Théâtre des Champs-Élysées, 21 mai
Sur la scène ouverte, on identifie les parois de pavés de verre de la Maison du docteur Dalsace à Paris, chef-d’œuvre de Pierre Chareau et Bernard Bijvoet de 1930. Au fond, sous un balcon rectiligne sans fioriture, des tables et miroirs de maquillage, et un lavabo, signature de Małgorzata Szczęśniak… Un curieux décor unique, dont Vienne est évacuée, autant que le XVIIIe siècle cher aux auteurs du Rosenkavalier.
Suspendu aux cintres, un grand écran, qui recevra à l’acte II la présentation de la rose du film muet de Robert Wiene (1925), accompagne l’explosion sensuelle du prélude, avec Véronique Gens et Niamh O’Sullivan allongées nues sous un drap blanc. Radieuses, elles respirent le bonheur des caresses avec un naturel confondant. Krzysztof Warlikowski profitera-t-il des « situations scabreuses » du livret pour défendre la théorie du genre ? Elle ne sera réservée qu’au contrepoint envahissant d’un Mohammed inventé, d’Hippolyte le coiffeur, d’un Leopold très break-dance, mais pas vraiment aux protagonistes principales, réduites au seul artifice théâtral, appuyé.

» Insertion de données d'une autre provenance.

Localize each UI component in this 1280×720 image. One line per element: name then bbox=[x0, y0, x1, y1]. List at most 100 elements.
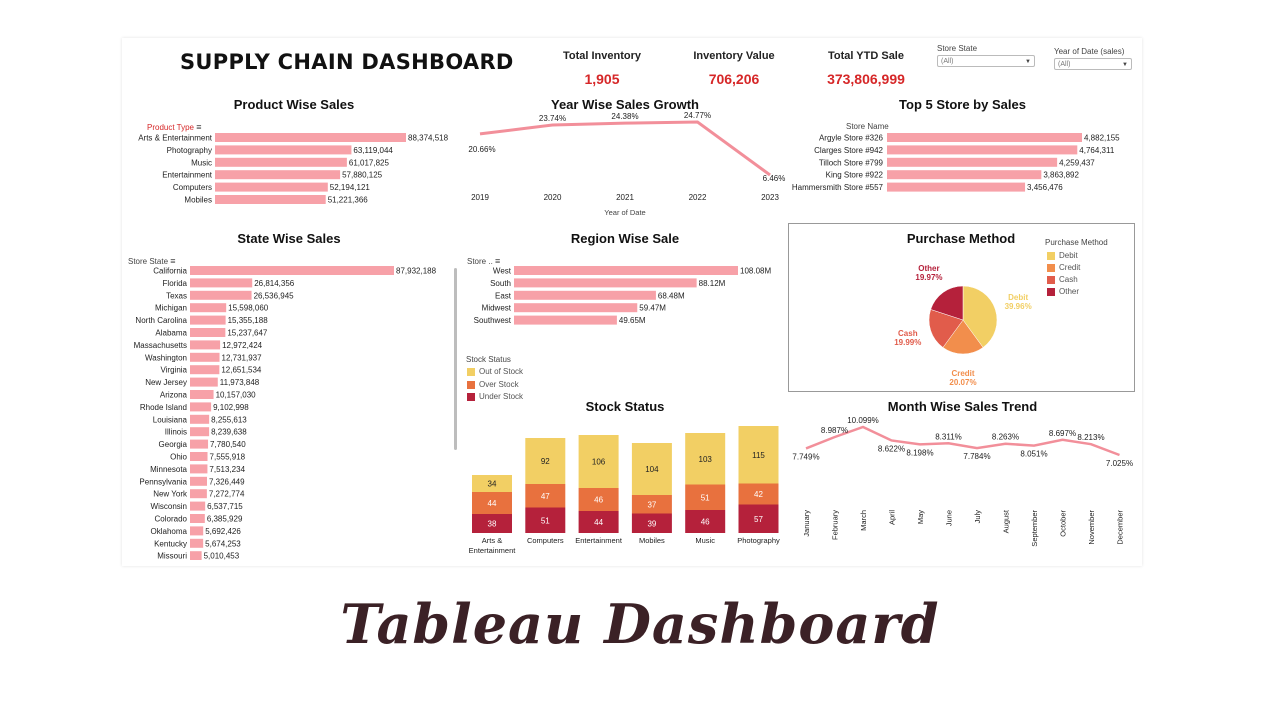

Contrairement à ses formidables productions straussiennes de Die Frau ohne schatten et Salome à Munich, d’Elektra à Salzbourg, Warlikowski ne croit visiblement pas en ces personnages de comédie, s’obstinant à leur refuser empathie et émotion : perruque blanche, droite, sa Maréchale, façon Cate Blanchett, se prête, complaisante, aux captations vidéo d’une Annina influenceuse et d’un Valzacchi preneur de son, pour ensuite s’interroger froidement sur son ennui. L’analyse sociale, qui épargne à peine Octavian, en veste afghane brodée, et un Ochs laissé à l’inexistence théâtrale, culmine avec une Sophie potiche, robe jaune serin et coiffe d’ingénue portée tout l’acte II face à l’oiseau bleu argent porteur de la rose attendue. De la fraîcheur, de l’émotion de la rencontre amoureuse, rien ne surnage, car les acteurs ont eu, quitte à passer sur leur rayonnement propre, le professionnalisme d’obéir au diktat d’une production volontairement décalée. Tant pis pour le partage de ce « Monde d’hier » à la mélancolie drolatique et irrésistible, qui ne pointe ici qu’au final, quand la Maréchale désabusée retrouve un mari compréhensif, qui sait ? Bronca pour l’équipe théâtrale, contrastant avec l’enthousiasme exprimé pour la partie musicale qui sauve la soirée d’adieux de Michel Franck au monde opératique de l’avenue Montaigne.
C’est d’abord le fait de la direction d’orchestre d’Henrik Nánási, vive, heureuse, chatoyante, jamais éteinte et surtout parfaitement au fait de la séduction du style straussien où, entre raffinement et somptuosité, l’Orchestre National de France puise aux rives de la perfection, sinon de l’émotion absolue. Parfois un rien trop sonore, il ne couvre jamais les voix, et leur laisse libre le champ de l’aisance.
Grande tenue vocale pour l’excellente Annina survoltée et pimpante d’Éléonore Pancrazi, le Valzacchi de Krešimir Špicer qu’elle écrase un peu, le Chanteur italien de Francesco Demuro, à la voix baroquisante aussi sculpturale que sa plastique de catcheur quasi nu. Faninal bien caricaturé dans son côté buté par un Jean-Sébastien Bou imposant. Si le Baron Ochs de Peter Rose garde toutes ses notes, il n’offre pas le rentre-dedans d’un rôle laissé trop pâle, et sans splendeur abyssale. Regula Mühlemann est une jolie Sophie aux aigus gracieux, sinon célestes, Niamh O’Sullivan, timbre profond aux couleurs riches de soies somptueuses, aux aigus magnifiques d’impact, un Octavian captivant.
Mais c’est Véronique Gens qui l’emporte sur tous. Rôle de longtemps désiré, appris en deux mois, elle y paraît idéale par la tenue et l’élégance de la ligne de chant, la souplesse ductile de l’aigu, la fermeté de la projection, la classe aussi. Elle s’affranchira vite du cocon de raideur de son monologue imposé par le metteur en scène, car elle fascine déjà à évoquer le temps qui coule face à un Octavian déboussolé, instants magiques d’une grande dame du chant. Ce soir, la Maréchale a trouvé pour notre aujourd’hui une nouvelle et bien belle incarnation.